Fairtrade: Kreis Unna ist auf dem Weg zum neuen Siegel

dzHandel

Nachhaltige Produktion, faire Löhne und ein bewusster Umgang mit Ressourcen – all das sind hochaktuelle Themen. Der Kreis Unna setzt sich damit auseinander: Er will Fairtrade-Kreis werden

Unna

, 31.10.2019, 16:30 Uhr / Lesedauer: 2 min

Zahlreiche Vertreter aus der ganzen Region kamen jetzt beim Fairtrade-Austauschtreffen zusammen: Der Kreis Unna war Gastgeber für die Steuerungsgruppen der Fairtrade-Towns im Kreis Unna und Hamm. Der zuständige Fachbereichsleiter Peter Driesch begrüßte die Gäste im Umweltamt.

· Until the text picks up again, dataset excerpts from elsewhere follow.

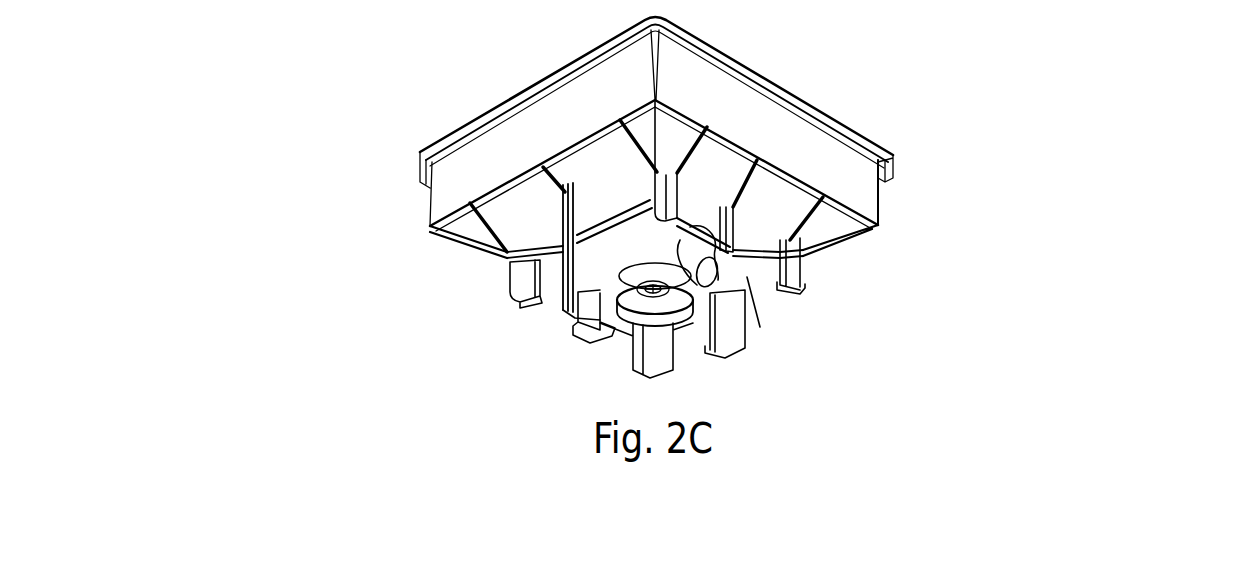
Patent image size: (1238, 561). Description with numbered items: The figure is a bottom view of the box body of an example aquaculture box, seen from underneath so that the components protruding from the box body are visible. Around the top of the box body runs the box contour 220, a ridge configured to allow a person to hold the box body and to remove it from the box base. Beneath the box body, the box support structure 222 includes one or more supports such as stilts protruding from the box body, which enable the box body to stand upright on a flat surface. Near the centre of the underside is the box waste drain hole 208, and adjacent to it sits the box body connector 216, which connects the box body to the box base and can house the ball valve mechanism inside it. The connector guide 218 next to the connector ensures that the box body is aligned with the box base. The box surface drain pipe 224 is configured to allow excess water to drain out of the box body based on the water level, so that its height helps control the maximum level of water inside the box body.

The box waste drain hole 208 is at (618, 272).
The box body connector 216 is at (563, 278).
The connector guide 218 is at (575, 318).
The box contour 220 is at (893, 157).
The box support structure 222 is at (808, 254).
The box surface drain pipe 224 is at (775, 277).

Bewerbung wird vorbereitet

Der Kreis Unna macht sich seit Jahren stark für den fairen Handel. Bald soll dieses Engagement auch mit dem Siegel als Fairtrade-Kreis belohnt werden. Die Vorarbeiten für die Bewerbung laufen auf Hochtouren. Diejenigen, die die Zertifizierung schon geschafft hatten, kamen jetzt zum Ideen-Austausch. Es fand in Kooperation mit der Fairen Metropole Ruhr, dem Informationszentrum Dritte Welt e.V. Dortmund sowie dem Forum Umwelt und gerechte Entwicklung Hamm statt.

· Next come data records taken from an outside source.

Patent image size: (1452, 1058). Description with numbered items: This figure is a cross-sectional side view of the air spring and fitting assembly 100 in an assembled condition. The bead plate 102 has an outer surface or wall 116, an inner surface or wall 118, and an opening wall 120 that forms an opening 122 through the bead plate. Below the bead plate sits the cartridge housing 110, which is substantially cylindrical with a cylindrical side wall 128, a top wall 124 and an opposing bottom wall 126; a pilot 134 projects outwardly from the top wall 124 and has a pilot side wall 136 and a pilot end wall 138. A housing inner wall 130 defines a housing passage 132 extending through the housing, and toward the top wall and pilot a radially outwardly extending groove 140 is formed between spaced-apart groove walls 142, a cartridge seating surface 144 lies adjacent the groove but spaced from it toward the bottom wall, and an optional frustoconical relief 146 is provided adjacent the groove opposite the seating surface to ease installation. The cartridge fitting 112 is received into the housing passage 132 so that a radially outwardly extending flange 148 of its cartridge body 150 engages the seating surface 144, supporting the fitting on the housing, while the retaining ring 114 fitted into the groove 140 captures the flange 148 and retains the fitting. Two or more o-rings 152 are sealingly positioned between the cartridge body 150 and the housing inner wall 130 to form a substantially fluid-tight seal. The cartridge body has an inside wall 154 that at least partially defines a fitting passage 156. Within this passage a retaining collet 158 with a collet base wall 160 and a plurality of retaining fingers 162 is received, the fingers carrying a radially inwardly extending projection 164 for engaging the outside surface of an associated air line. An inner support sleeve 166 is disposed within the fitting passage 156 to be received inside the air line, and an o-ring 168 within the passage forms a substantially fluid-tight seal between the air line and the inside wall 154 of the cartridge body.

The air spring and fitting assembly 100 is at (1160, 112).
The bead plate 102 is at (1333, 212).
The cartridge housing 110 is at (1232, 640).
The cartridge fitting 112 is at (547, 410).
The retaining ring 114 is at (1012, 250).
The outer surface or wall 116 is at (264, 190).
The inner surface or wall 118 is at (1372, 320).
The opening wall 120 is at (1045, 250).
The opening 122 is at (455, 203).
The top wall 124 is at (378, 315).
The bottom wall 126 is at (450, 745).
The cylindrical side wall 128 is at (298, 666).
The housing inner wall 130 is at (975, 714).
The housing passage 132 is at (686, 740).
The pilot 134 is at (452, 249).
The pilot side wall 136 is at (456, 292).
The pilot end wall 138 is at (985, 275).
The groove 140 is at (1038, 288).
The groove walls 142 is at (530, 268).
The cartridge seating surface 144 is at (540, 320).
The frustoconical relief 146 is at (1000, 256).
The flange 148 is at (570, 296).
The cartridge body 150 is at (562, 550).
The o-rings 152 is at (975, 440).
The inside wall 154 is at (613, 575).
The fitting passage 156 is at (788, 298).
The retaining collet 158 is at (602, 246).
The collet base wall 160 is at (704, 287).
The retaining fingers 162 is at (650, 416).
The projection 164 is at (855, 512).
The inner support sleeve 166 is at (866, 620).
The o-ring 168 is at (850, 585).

Bei dem Treffen informierte Eva-Maria Reinwald vom Südwind-Institut über die neue bundesweite Kampagne „Lieferkettengesetz“. Diese setzt sich dafür ein, dass Unternehmen entlang ihrer Lieferkette Verantwortung für die Produktionsbedingungen übernehmen.

Ruf nach gesetzlichem Rahmen

„Nur mit einem gesetzlichen Rahmen schaffen wir die Voraussetzungen für wirksamen Umweltschutz und die Achtung von Menschenrechten durch Unternehmen im Ausland“, erläuterte Reinwald. Freiwillig kämen Unternehmen ihrer Verantwortung nicht ausreichend nach. Die Teilnehmer diskutierten intensiv, welche Aktionsbausteine sie in ihrer eigenen Arbeit vor Ort nutzen können, um die Bevölkerung und die Verwaltung für dieses Thema zu sensibilisieren.

Charta Faires Ruhrgebiet

Isabell Schwarzfeller von der Fairen Metropole Ruhr erläuterte dann das Konzept, um unter breiter Beteiligungsmöglichkeit der Fairtrade-Towns Steuerungsgruppen im Ruhrgebiet eine Charta Faires Ruhrgebiet zu entwickeln. Ziel ist, dass diese Charta von den 53 Städten und vier Kreisen des Ruhrgebietes getragen wird.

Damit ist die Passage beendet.